#Hyppostyle / Blackbox n.1: la rivincita dell’indie italiano

Flavia Bazzano

“L’eterna clessidra dell’esistenza viene sempre di nuovo capovolta e tu con essa, granello della polvere!” Così sentenzia il demone, annunciando l’oscura profezia che Nietzsche chiama eterno ritorno. La condanna a rivivere infinite volte le proprie vite sembra essere stata scagliata dalla bocca della creatura del filosofo tedesco proprio sugli abitanti di Ecrònia, prigionieri di un futuro cupo quanto cruento. Questa la premessa del primo numero della serie Blackbox, intitolato Futura Memoria. L’opera pubblicata da Hyppostyle e frutto delle fatiche di Giuseppe Grossi (soggetto e sceneggiatura), Mario Monno (matite e chine) e Gaetano Longo (colori) è stata presentata in anteprima al Napoli Comicon, ma uscirà soltanto il 9 maggio.

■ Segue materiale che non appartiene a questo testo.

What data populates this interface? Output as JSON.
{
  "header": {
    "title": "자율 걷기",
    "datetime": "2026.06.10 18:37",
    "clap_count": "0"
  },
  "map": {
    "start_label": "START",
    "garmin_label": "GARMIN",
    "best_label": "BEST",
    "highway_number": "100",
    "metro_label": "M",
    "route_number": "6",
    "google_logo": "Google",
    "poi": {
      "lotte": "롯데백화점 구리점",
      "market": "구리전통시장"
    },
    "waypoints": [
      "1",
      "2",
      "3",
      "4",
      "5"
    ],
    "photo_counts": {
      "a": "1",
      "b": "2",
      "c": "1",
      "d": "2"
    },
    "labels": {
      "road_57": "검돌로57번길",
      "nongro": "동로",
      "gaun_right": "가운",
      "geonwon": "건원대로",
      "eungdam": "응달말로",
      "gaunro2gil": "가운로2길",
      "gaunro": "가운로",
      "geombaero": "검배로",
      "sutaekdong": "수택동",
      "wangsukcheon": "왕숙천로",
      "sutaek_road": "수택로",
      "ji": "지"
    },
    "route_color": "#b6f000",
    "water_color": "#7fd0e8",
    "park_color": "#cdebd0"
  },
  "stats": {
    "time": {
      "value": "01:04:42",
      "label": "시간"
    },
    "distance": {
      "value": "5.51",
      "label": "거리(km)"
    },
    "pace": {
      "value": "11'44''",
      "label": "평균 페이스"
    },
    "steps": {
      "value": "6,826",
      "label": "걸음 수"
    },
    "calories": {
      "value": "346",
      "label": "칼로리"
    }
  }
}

Ecrònia, un misto tra Sparta, la Germania nazista e le città steampunk della trilogia Leviathan, è una terra forgiata dalla guerra tra due schieramenti. Il fuoco con la sua forza purificatrice è l’elemento onnipresente nel procedere dei secoli. Dalle pire funerarie di un passato remoto al grande inceneritore del diciannovesimo secolo, protagonista della festa della leggerezza. Ad Ecrònia non esiste perdita, non esiste legame, tutto, a partire dall’educazione dei più piccoli, è svolto in funzione dello scontro fatale. Chi ha potuto apprezzare il numero zero, ormai esaurito, di Blackbox ha già incontrato Isaac, il giudice incaricato di individuare i membri più deboli della società. Adesso conosciamo gli altri personaggi: la moglie Triss (dai capelli rossi, un caso?) e soprattutto la madre Judith, vera protagonista dell’episodio. La vecchia non vedente ha un talento che potrebbe costituire la chiave per la vittoria, ma la scintilla sovversiva che alberga nel suo cuore si manifesta attraverso la memoria, con il ricordo di chi passa a miglior vita, e  la grammatica, dando nomi a cose e persone. Che questa fiamma possa finalmente diventare incendio?

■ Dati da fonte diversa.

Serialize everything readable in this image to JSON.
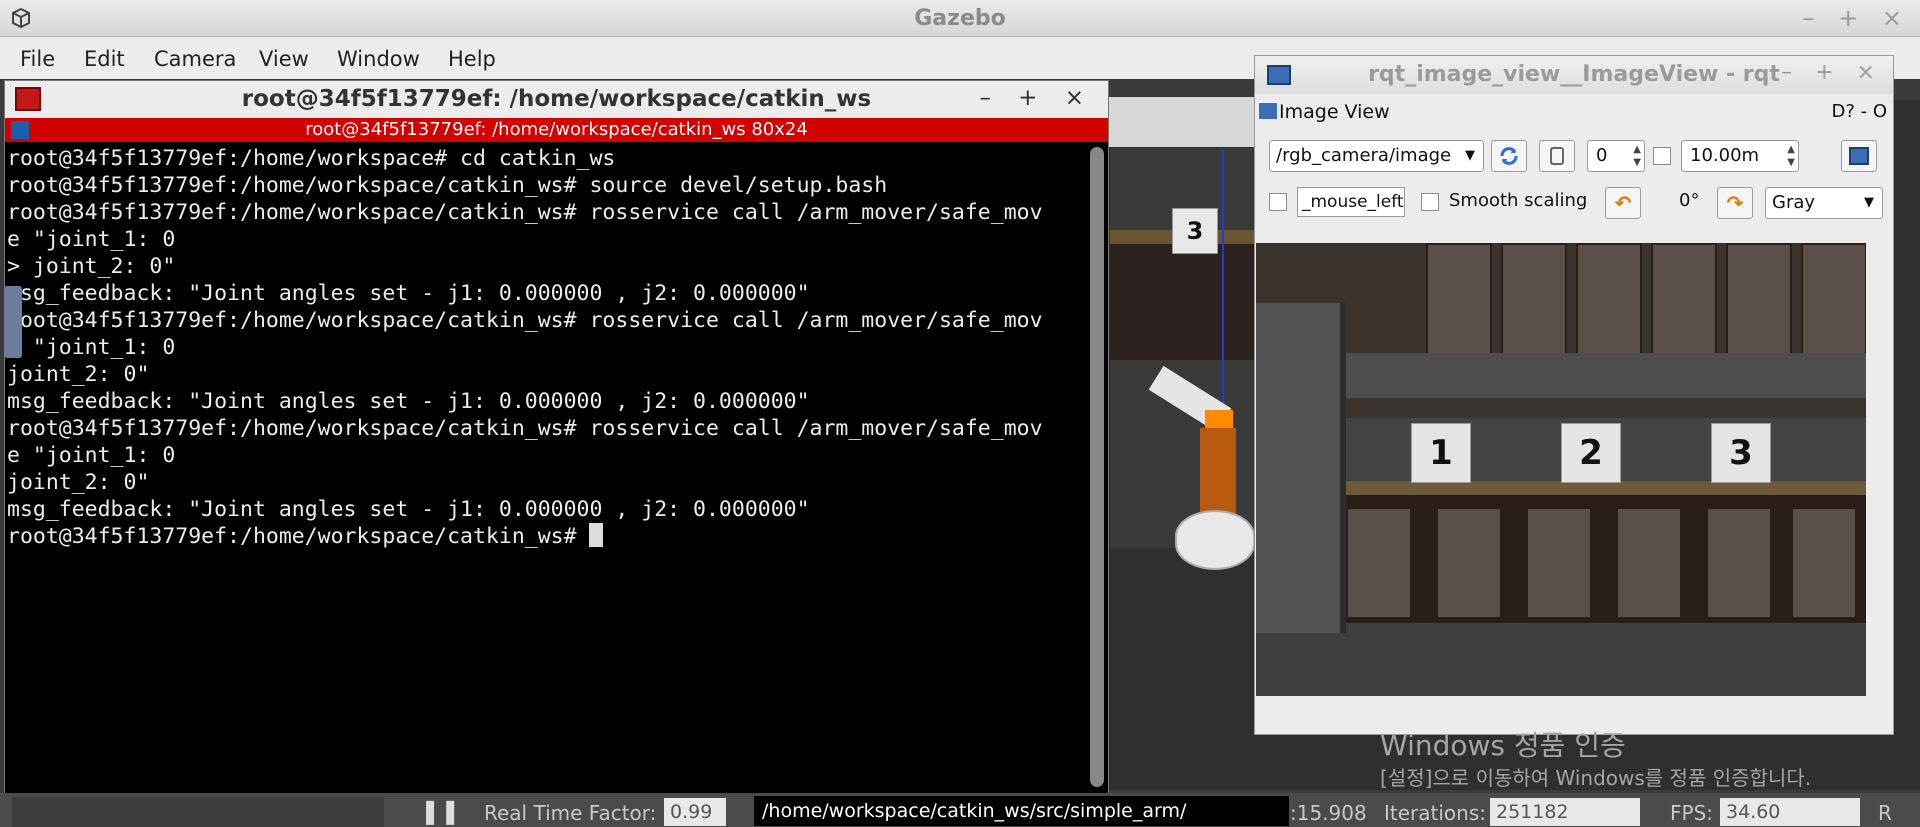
{
  "gazebo": {
    "title": "Gazebo",
    "window_controls": "– + ×",
    "menu": [
      "File",
      "Edit",
      "Camera",
      "View",
      "Window",
      "Help"
    ]
  },
  "terminal": {
    "title": "root@34f5f13779ef: /home/workspace/catkin_ws",
    "window_controls": "– + ×",
    "tab_label": "root@34f5f13779ef: /home/workspace/catkin_ws 80x24",
    "lines": [
      "root@34f5f13779ef:/home/workspace# cd catkin_ws",
      "root@34f5f13779ef:/home/workspace/catkin_ws# source devel/setup.bash",
      "root@34f5f13779ef:/home/workspace/catkin_ws# rosservice call /arm_mover/safe_mov",
      "e \"joint_1: 0",
      "> joint_2: 0\"",
      "msg_feedback: \"Joint angles set - j1: 0.000000 , j2: 0.000000\"",
      "root@34f5f13779ef:/home/workspace/catkin_ws# rosservice call /arm_mover/safe_mov",
      "e \"joint_1: 0",
      "joint_2: 0\"",
      "msg_feedback: \"Joint angles set - j1: 0.000000 , j2: 0.000000\"",
      "root@34f5f13779ef:/home/workspace/catkin_ws# rosservice call /arm_mover/safe_mov",
      "e \"joint_1: 0",
      "joint_2: 0\"",
      "msg_feedback: \"Joint angles set - j1: 0.000000 , j2: 0.000000\""
    ],
    "prompt": "root@34f5f13779ef:/home/workspace/catkin_ws# "
  },
  "rqt": {
    "title": "rqt_image_view__ImageView - rqt",
    "window_controls": "– + ×",
    "plugin_label": "Image View",
    "plugin_controls": "D? - O",
    "topic": "/rgb_camera/image",
    "spin_value": "0",
    "max_range": "10.00m",
    "mouse_topic": "_mouse_left",
    "smooth_label": "Smooth scaling",
    "rotation": "0°",
    "color_scheme": "Gray"
  },
  "scene": {
    "block_label": "3"
  },
  "camera_blocks": [
    "1",
    "2",
    "3"
  ],
  "watermark": {
    "line1": "Windows 정품 인증",
    "line2": "[설정]으로 이동하여 Windows를 정품 인증합니다."
  },
  "status": {
    "rtf_label": "Real Time Factor:",
    "rtf_value": "0.99",
    "path": "/home/workspace/catkin_ws/src/simple_arm/",
    "time_fragment": ":15.908",
    "iterations_label": "Iterations:",
    "iterations_value": "251182",
    "fps_label": "FPS:",
    "fps_value": "34.60",
    "reset_label": "R"
  }
}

Le regole di questa distopia vengono rivelate solo nell’ultima pagina, svelando gli enigmi che rendono la lettura difficoltosa a primo impatto. L’unica pecca di quest’opera sono i bruschi cambi di spazio e tempo che avrebbero potuto essere resi in maniera più evidente e armoniosa. Molto gradevoli, invece, i disegni e il contrasto tra i toni freddi e i seppia delle tavole: il sapiente uso dei colori aggiunge alla storia quel gusto vittoriano a cui un’ambientazione steampunk non può rinunciare.

La casa editrice appena nata, invece di gattonare, con questa pubblicazione ha compiuto un salto e anche bello grosso: il progetto Blackbox è ambizioso ed è riuscito a incuriosirci. Hyppostyle promette di portare a un nuovo livello il fumetto indie italiano; se queste sono le premesse, l’intento potrebbe riuscire.